The following is a guest post by Colin Cotterill.
In 1976, like Captain James Cook on his ill-fated trip to Hawaii, I set off from Blighty in search of adventure and never came back. Oh, perhaps the occasional Christmas or odd publishing junket, but I knew I’d never be taking advantage of the over-sixties London Transport bus pass.
Instead, I discovered Asia and was not clubbed to death by the natives. It was a love affair that blossomed in the migrant centers of Australia where Vietnamese and Cambodian refugees were living uneasily beside Bulgarians and South Americans. As an English teacher I was often the first Westerner to hear their stories, ground out painfully in their new language.
Theirs were tragedies and tales of woe often told with humour and grace. And it was in this setting that I met the Lao for the first time.
When the families eventually settled in overcrowded condos and cramped town houses, they invited their old teacher to come for lunch. I’d often find myself at the kitchen table with a crowd of old French-educated ex-members of Lao parliament. There had been many.
They’d tell me about the corrupt old days when Vientiane was still a Gomorra of bars and opium dens, of US aid money that paid the salaries of every member of the Royalist armed forces and bought the luxurious summer residences of their generals. Of drinks on steam boats down the Mekhong and old French habits that still distinguished the upper classes.

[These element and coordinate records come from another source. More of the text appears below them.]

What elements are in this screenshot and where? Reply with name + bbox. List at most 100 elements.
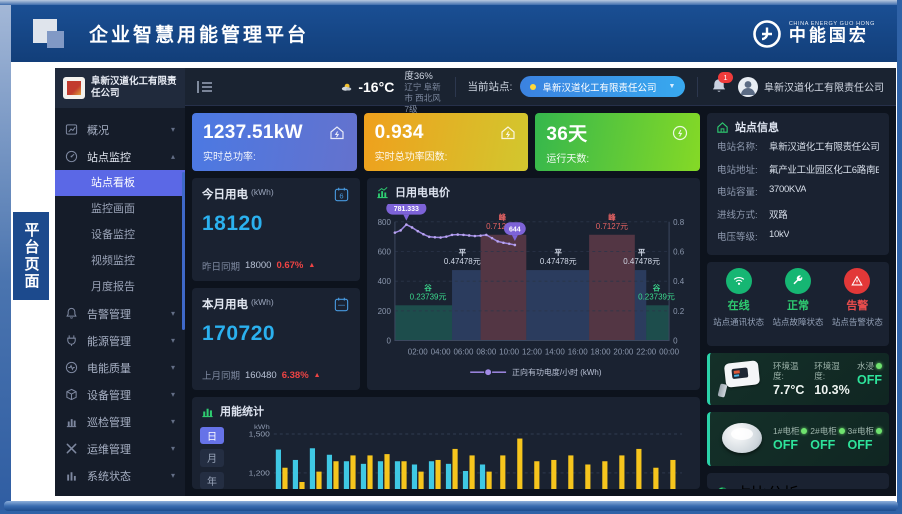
kpi-row: 1237.51kW 实时总功率: 0.934 [192, 113, 701, 171]
tab-day[interactable]: 日 [200, 427, 224, 445]
notifications-button[interactable]: 1 [710, 71, 733, 97]
svg-text:18:00: 18:00 [591, 347, 612, 356]
user-menu[interactable]: 阜新汉道化工有限责任公司 [738, 76, 884, 97]
ratio-analysis-title: 占比分析 [735, 480, 799, 489]
svg-text:600: 600 [378, 247, 392, 256]
svg-text:0.23739元: 0.23739元 [410, 292, 447, 301]
station-select-value: 阜新汉道化工有限责任公司 [542, 82, 657, 94]
price-chart-panel: 日用电电价 0 200 400 600 800 0 0.2 0.4 0.6 0.8 02:00 04:… [367, 178, 700, 390]
trend-chart-icon [377, 186, 388, 198]
svg-text:02:00: 02:00 [408, 347, 429, 356]
sidebar-menu: 概况 ▾ 站点监控 ▴ 站点看板 监控画面 设备监控 视频监控 月度报告 告警管理 ▾ 能源管理 ▾ 电能… [55, 108, 185, 489]
cabinet-state: OFF [773, 438, 798, 453]
plug-icon [65, 334, 78, 347]
sidebar-subitem-station-board[interactable]: 站点看板 [55, 170, 185, 196]
sidebar-item-inspection[interactable]: 巡检管理 ▾ [55, 408, 185, 435]
brand-logo: CHINA ENERGY GUO HONG 中能国宏 [752, 19, 875, 49]
sidebar-item-power-quality[interactable]: 电能质量 ▾ [55, 354, 185, 381]
weather-temp: -16°C [358, 78, 395, 95]
location-pin-icon [530, 83, 537, 90]
info-value: 阜新汉道化工有限责任公司 [769, 142, 879, 153]
svg-text:0.7127元: 0.7127元 [596, 222, 628, 231]
chevron-down-icon: ▾ [170, 471, 175, 480]
env-label: 环境温度: [773, 360, 799, 381]
status-communication: 在线 站点通讯状态 [709, 268, 768, 340]
kpi-label: 运行天数: [546, 154, 590, 165]
kpi-value: 1237.51kW [203, 121, 303, 143]
sidebar-item-ops[interactable]: 运维管理 ▾ [55, 435, 185, 462]
box-icon [65, 388, 78, 401]
sidebar-item-label: 设备管理 [87, 389, 131, 402]
frame-right [897, 0, 902, 514]
dashboard: 阜新汉道化工有限责任公司 概况 ▾ 站点监控 ▴ 站点看板监控画面设备监控视频监控月度报… [55, 68, 896, 496]
topbar: -16°C 多云 湿度36% 辽宁 阜新市 西北风 7级 当前站点: 阜新汉道化… [185, 68, 896, 114]
svg-text:08:00: 08:00 [476, 347, 497, 356]
env-temperature: 环境温度: 7.7°C [773, 361, 807, 397]
collapse-menu-icon[interactable] [197, 80, 213, 94]
chevron-down-icon: ▾ [170, 125, 175, 134]
svg-text:0: 0 [386, 337, 391, 346]
wrench-icon [784, 268, 811, 294]
price-chart: 0 200 400 600 800 0 0.2 0.4 0.6 0.8 02:00 04:00 06:0… [367, 204, 700, 390]
info-label: 进线方式: [717, 209, 758, 221]
chevron-down-icon: ▾ [170, 309, 175, 318]
cabinet-state: OFF [810, 438, 836, 453]
kpi-label: 实时总功率: [203, 151, 256, 163]
station-select[interactable]: 阜新汉道化工有限责任公司 ▼ [520, 76, 686, 97]
site-info-panel: 站点信息 电站名称: 阜新汉道化工有限责任公司 电站地址: 氟产业工业园区化工6路南… [707, 113, 889, 255]
frame-top [0, 0, 902, 5]
svg-text:800: 800 [378, 218, 392, 227]
sidebar-subitem-monitor-screen[interactable]: 监控画面 [91, 203, 135, 215]
info-label: 电压等级: [717, 232, 758, 243]
current-station-label: 当前站点: [467, 81, 513, 93]
svg-text:0.8: 0.8 [673, 218, 685, 227]
calendar-month-icon: 一 [334, 297, 349, 311]
card-title: 今日用电 [202, 189, 248, 201]
status-label: 站点通讯状态 [713, 317, 765, 327]
kpi-total-power: 1237.51kW 实时总功率: [192, 113, 357, 171]
sidebar-item-energy[interactable]: 能源管理 ▾ [55, 327, 185, 354]
sidebar-subitem-video-monitor[interactable]: 视频监控 [91, 255, 135, 267]
sidebar-subitem-monthly-report[interactable]: 月度报告 [91, 281, 135, 293]
sidebar-item-station-monitor[interactable]: 站点监控 ▴ [55, 143, 185, 170]
cabinet-label: 1#电柜 [773, 425, 800, 436]
kpi-running-days: 36天 运行天数: [535, 113, 701, 171]
company-logo-icon [63, 77, 85, 99]
sidebar-item-label: 能源管理 [87, 335, 131, 348]
info-value: 3700KVA [769, 184, 807, 195]
svg-text:谷: 谷 [653, 282, 661, 292]
ratio-analysis-panel: 占比分析 [707, 473, 889, 489]
weather-widget: -16°C 多云 湿度36% 辽宁 阜新市 西北风 7级 [341, 68, 443, 114]
kpi-value: 0.934 [374, 121, 424, 143]
status-value: 告警 [846, 300, 869, 312]
environment-panel: 环境温度: 7.7°C 环境湿度: 10.3% 水浸 OFF [707, 353, 889, 405]
info-label: 电站地址: [717, 164, 758, 176]
frame-left [0, 0, 11, 514]
sidebar-scrollbar[interactable] [182, 172, 185, 330]
sidebar-item-label: 运维管理 [87, 443, 131, 456]
sidebar-item-label: 告警管理 [87, 308, 131, 321]
svg-text:平: 平 [638, 248, 646, 257]
svg-text:781.333: 781.333 [394, 206, 419, 213]
sidebar-item-device[interactable]: 设备管理 ▾ [55, 381, 185, 408]
page-title: 企业智慧用能管理平台 [89, 25, 310, 46]
quality-icon [65, 361, 78, 374]
sidebar-item-alarm[interactable]: 告警管理 ▾ [55, 300, 185, 327]
svg-text:16:00: 16:00 [568, 347, 589, 356]
env-water: 水浸 OFF [857, 361, 882, 397]
sidebar-item-system[interactable]: 系统状态 ▾ [55, 462, 185, 489]
tab-month[interactable]: 月 [200, 449, 224, 467]
brand-name: 中能国宏 [788, 26, 869, 46]
chevron-down-icon: ▾ [170, 390, 175, 399]
info-value: 10kV [769, 229, 790, 240]
month-usage-value: 170720 [202, 321, 276, 345]
brand-circle-icon [753, 19, 781, 48]
status-value: 正常 [786, 300, 809, 312]
sidebar-item-label: 概况 [87, 124, 109, 137]
sidebar-subitem-device-monitor[interactable]: 设备监控 [91, 229, 135, 241]
sidebar-item-overview[interactable]: 概况 ▾ [55, 116, 185, 143]
tab-year[interactable]: 年 [200, 471, 224, 489]
price-chart-title: 日用电电价 [395, 187, 450, 199]
chevron-down-icon: ▾ [170, 417, 175, 426]
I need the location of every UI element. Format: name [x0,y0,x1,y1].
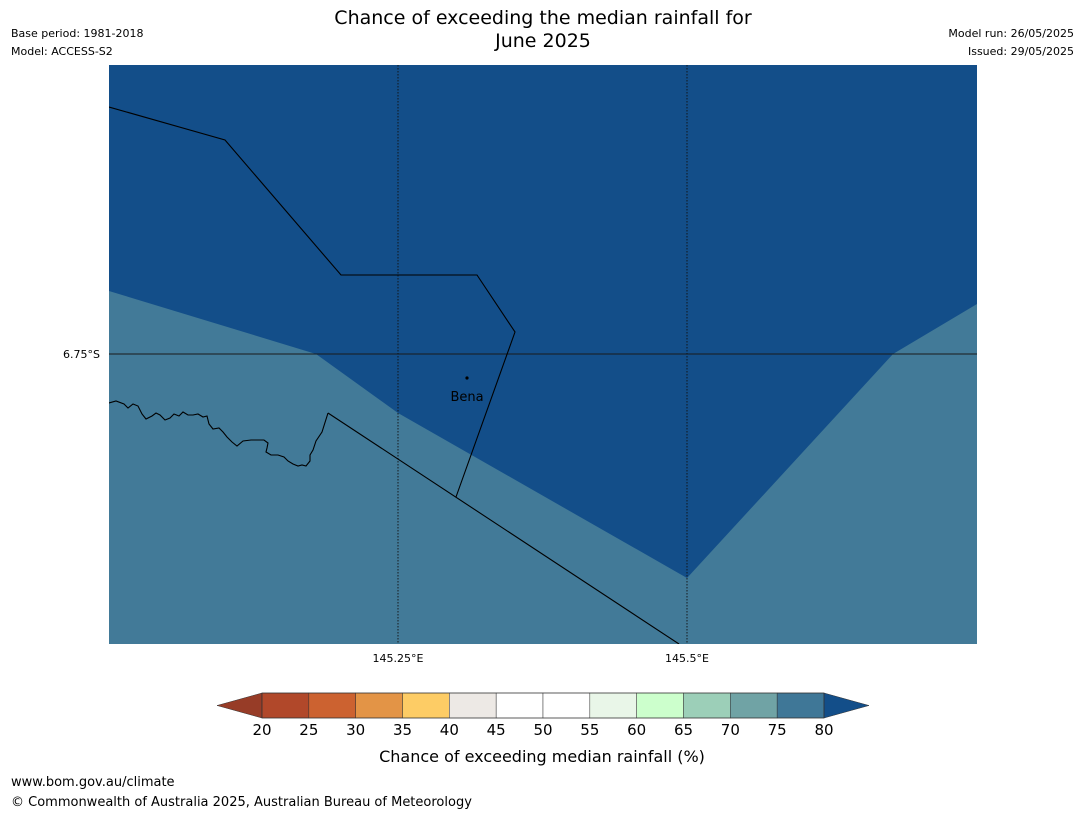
colorbar-extend-low [216,692,263,719]
colorbar-cell [495,692,544,719]
coastline [109,400,329,467]
colorbar-cell [589,692,637,719]
colorbar-cell [636,692,684,719]
page-title: Chance of exceeding the median rainfall … [243,7,843,53]
colorbar-cell [308,692,356,719]
colorbar-tick-label: 55 [580,721,599,739]
colorbar-tick-label: 35 [393,721,412,739]
model-name: Model: ACCESS-S2 [11,45,113,58]
colorbar-tick-label: 25 [299,721,318,739]
colorbar-tick-label: 40 [440,721,459,739]
colorbar-cell [776,692,825,719]
colorbar-cell [730,692,778,719]
meta-left: Base period: 1981-2018 Model: ACCESS-S2 [11,25,143,61]
issued-date: Issued: 29/05/2025 [967,45,1074,58]
colorbar-tick-label: 60 [627,721,646,739]
zone-over-80 [109,65,977,578]
colorbar-cell [402,692,450,719]
town-marker [465,376,469,380]
model-run: Model run: 26/05/2025 [948,27,1074,40]
town-label: Bena [450,390,483,405]
province-border-south [327,412,680,644]
colorbar-label: Chance of exceeding median rainfall (%) [379,747,705,766]
meta-right: Model run: 26/05/2025 Issued: 29/05/2025 [948,25,1074,61]
latitude-label: 6.75°S [63,348,100,361]
colorbar-tick-label: 45 [487,721,506,739]
footer-copyright: © Commonwealth of Australia 2025, Austra… [11,795,472,810]
title-line-2: June 2025 [495,30,591,52]
colorbar-cell [355,692,403,719]
colorbar-tick-label: 75 [768,721,787,739]
colorbar-cell [261,692,310,719]
colorbar: 20 25 30 35 40 45 50 55 60 65 70 75 80 Chance of exc… [216,692,870,766]
colorbar-cell [449,692,497,719]
colorbar-tick-label: 65 [674,721,693,739]
colorbar-extend-high [823,692,870,719]
colorbar-tick-label: 70 [721,721,740,739]
province-border [109,106,516,498]
title-line-1: Chance of exceeding the median rainfall … [334,7,752,29]
colorbar-tick-label: 30 [346,721,365,739]
colorbar-tick-label: 20 [252,721,271,739]
base-period: Base period: 1981-2018 [11,27,144,40]
longitude-label-2: 145.5°E [665,652,709,665]
longitude-label-1: 145.25°E [373,652,424,665]
colorbar-tick-label: 80 [814,721,833,739]
colorbar-cell [542,692,591,719]
footer-url: www.bom.gov.au/climate [11,775,175,790]
colorbar-tick-label: 50 [533,721,552,739]
colorbar-cell [683,692,731,719]
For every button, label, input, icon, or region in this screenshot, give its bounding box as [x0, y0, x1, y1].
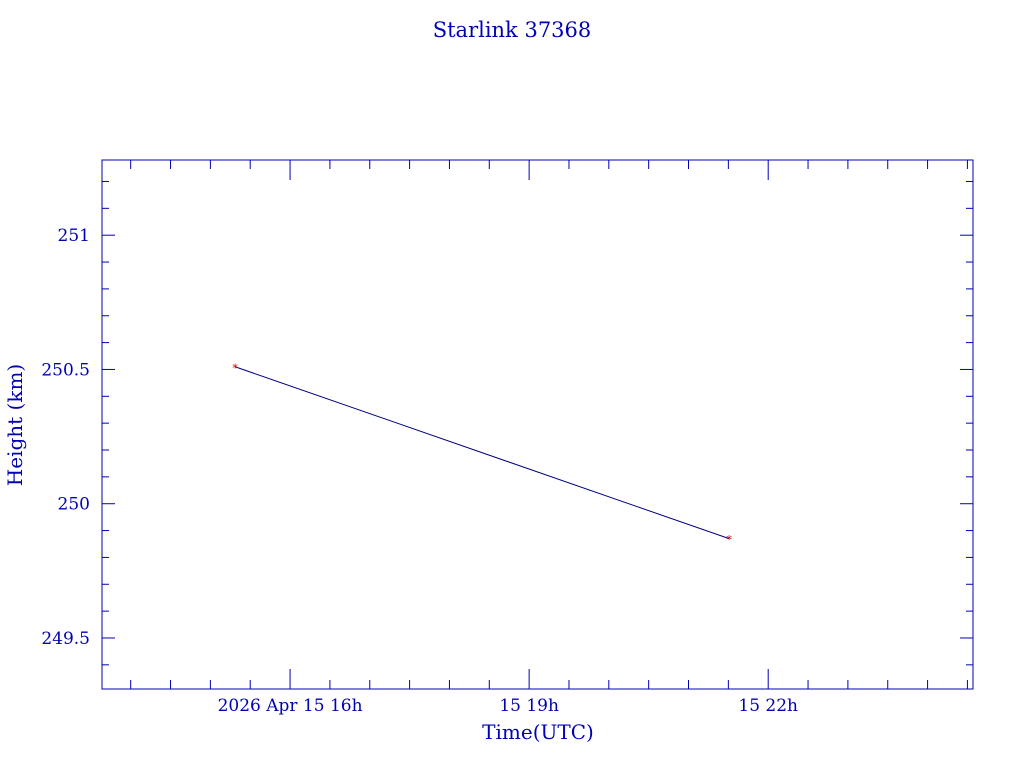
- x-tick-label: 15 19h: [499, 696, 559, 716]
- x-tick-label: 2026 Apr 15 16h: [218, 696, 363, 716]
- y-tick-label: 249.5: [41, 629, 90, 649]
- y-tick-label: 251: [58, 226, 90, 246]
- series-line: [234, 366, 730, 540]
- y-tick-labels: 249.5 250 250.5 251: [41, 226, 90, 649]
- x-axis-label: Time(UTC): [482, 720, 594, 744]
- axis-ticks: [102, 160, 973, 689]
- data-point-marker: *: [232, 362, 238, 375]
- data-point-marker: *: [726, 534, 732, 547]
- series-height: **: [232, 362, 732, 547]
- plot-frame: [101, 159, 974, 690]
- x-tick-label: 15 22h: [738, 696, 798, 716]
- x-tick-labels: 2026 Apr 15 16h 15 19h 15 22h: [218, 696, 798, 716]
- y-tick-label: 250.5: [41, 360, 90, 380]
- y-axis-label: Height (km): [3, 364, 27, 486]
- y-tick-label: 250: [58, 495, 90, 515]
- chart-title: Starlink 37368: [433, 18, 592, 42]
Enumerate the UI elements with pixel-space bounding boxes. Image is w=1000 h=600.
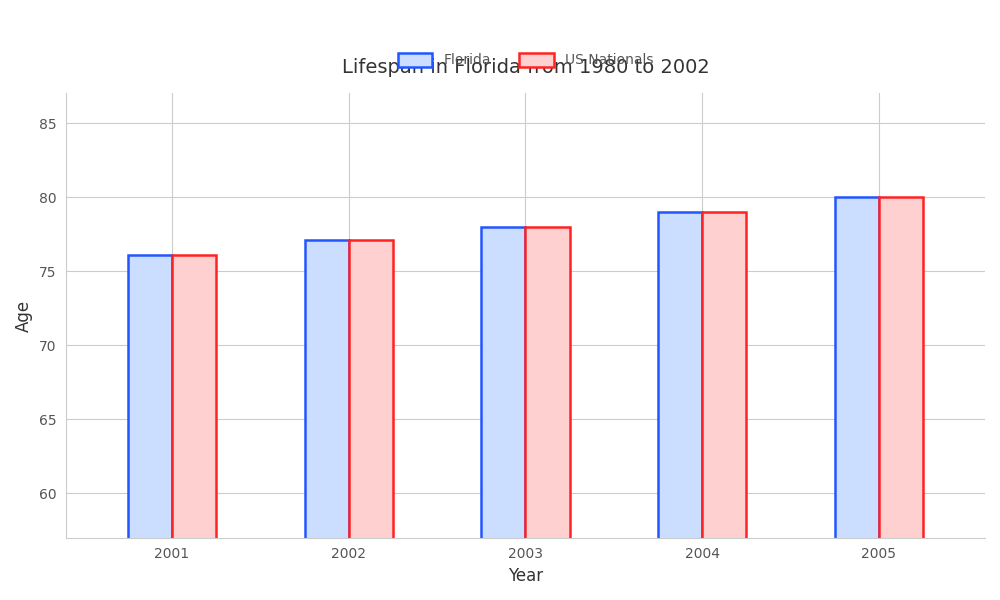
- Bar: [128, 255, 172, 600]
- Bar: [525, 227, 570, 600]
- Bar: [835, 197, 879, 600]
- Title: Lifespan in Florida from 1980 to 2002: Lifespan in Florida from 1980 to 2002: [342, 58, 709, 77]
- Bar: [349, 240, 393, 600]
- Bar: [879, 197, 923, 600]
- Y-axis label: Age: Age: [15, 299, 33, 332]
- Legend: Florida, US Nationals: Florida, US Nationals: [392, 47, 659, 73]
- Bar: [172, 255, 216, 600]
- Bar: [481, 227, 525, 600]
- X-axis label: Year: Year: [508, 567, 543, 585]
- Bar: [305, 240, 349, 600]
- Bar: [658, 212, 702, 600]
- Bar: [702, 212, 746, 600]
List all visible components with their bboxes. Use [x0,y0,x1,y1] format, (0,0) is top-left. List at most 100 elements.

These, I learned, were ‘the good old days’. These were the times they believed the communists would ruin forever.
Naturally I wanted to see just how true this all was. I had my opportunity in 1990. UNESCO had a position at Dong Dok, Pedagogical Institute. I was to help revamp the old East German English language curriculum whose methodology was written in German.
These were the days when Russian experts in sandals and sweat stains still appeared in dark corners, when chickens wandered shamelessly into the classrooms, when you’d roll up your trouser legs to wade across campus through mud, where the new language lab tapes grew soggy in the hot season leaving thirty students repeating – like a small herd of cattle – bass words playing at half speed.
The teachers I worked with then are still my friends today but these days they get paid.
When the UN project ran out of money, the ministry asked if I’d be silly enough to work for nothing setting up a similar pilot project in the deep south. NGO’s were looking for footholds in the provinces and I had a ready-made project. I had the option to be either a VSO, an AVA or a Japanese volunteer.
The Aussies offered the best package which included beer. I went to Pakse to set up an English department. In the capital, English language graduates were being offered positions in the fledgling tourist industry. Only the poorest speakers became teachers. In the south there was no such temptation. We had two hundred applicants. Thirty were offered placements on the course. All but four went on to teach.
I’d been about to build a little house on the Nam Ngum River and start a three year curriculum project but Lao fate steered me in another direction. I sold my jeep and gave away my dog and headed to Thailand where I went through two career changes.
To my surprise I became a social worker and spent a good deal of my time working with abused kids. And that move inevitably led to a career as a writer. I have written nine books set in Laos in the seventies that continue to get good reviews around the world. That success spawned one or two small scholarship projects back here in Laos.
And I constantly look back to the bright side of my experiences in Pakse. If I’d stayed in Laos I wouldn’t have changed careers. I wouldn’t have vented my spleen writing about (and killing off) the awful characters I came across working in child protection.
I wouldn’t have discovered I had a small gift for fiction. I wouldn’t have dug out my old Lao interview tapes, nor gone back to visit old friends, nor created an alter-ego, Dr. Siri who gets the better of bureaucrats on my behalf. I wouldn’t be a novelist or travel around the world answering questions on the little country that – in spite of everything – I love.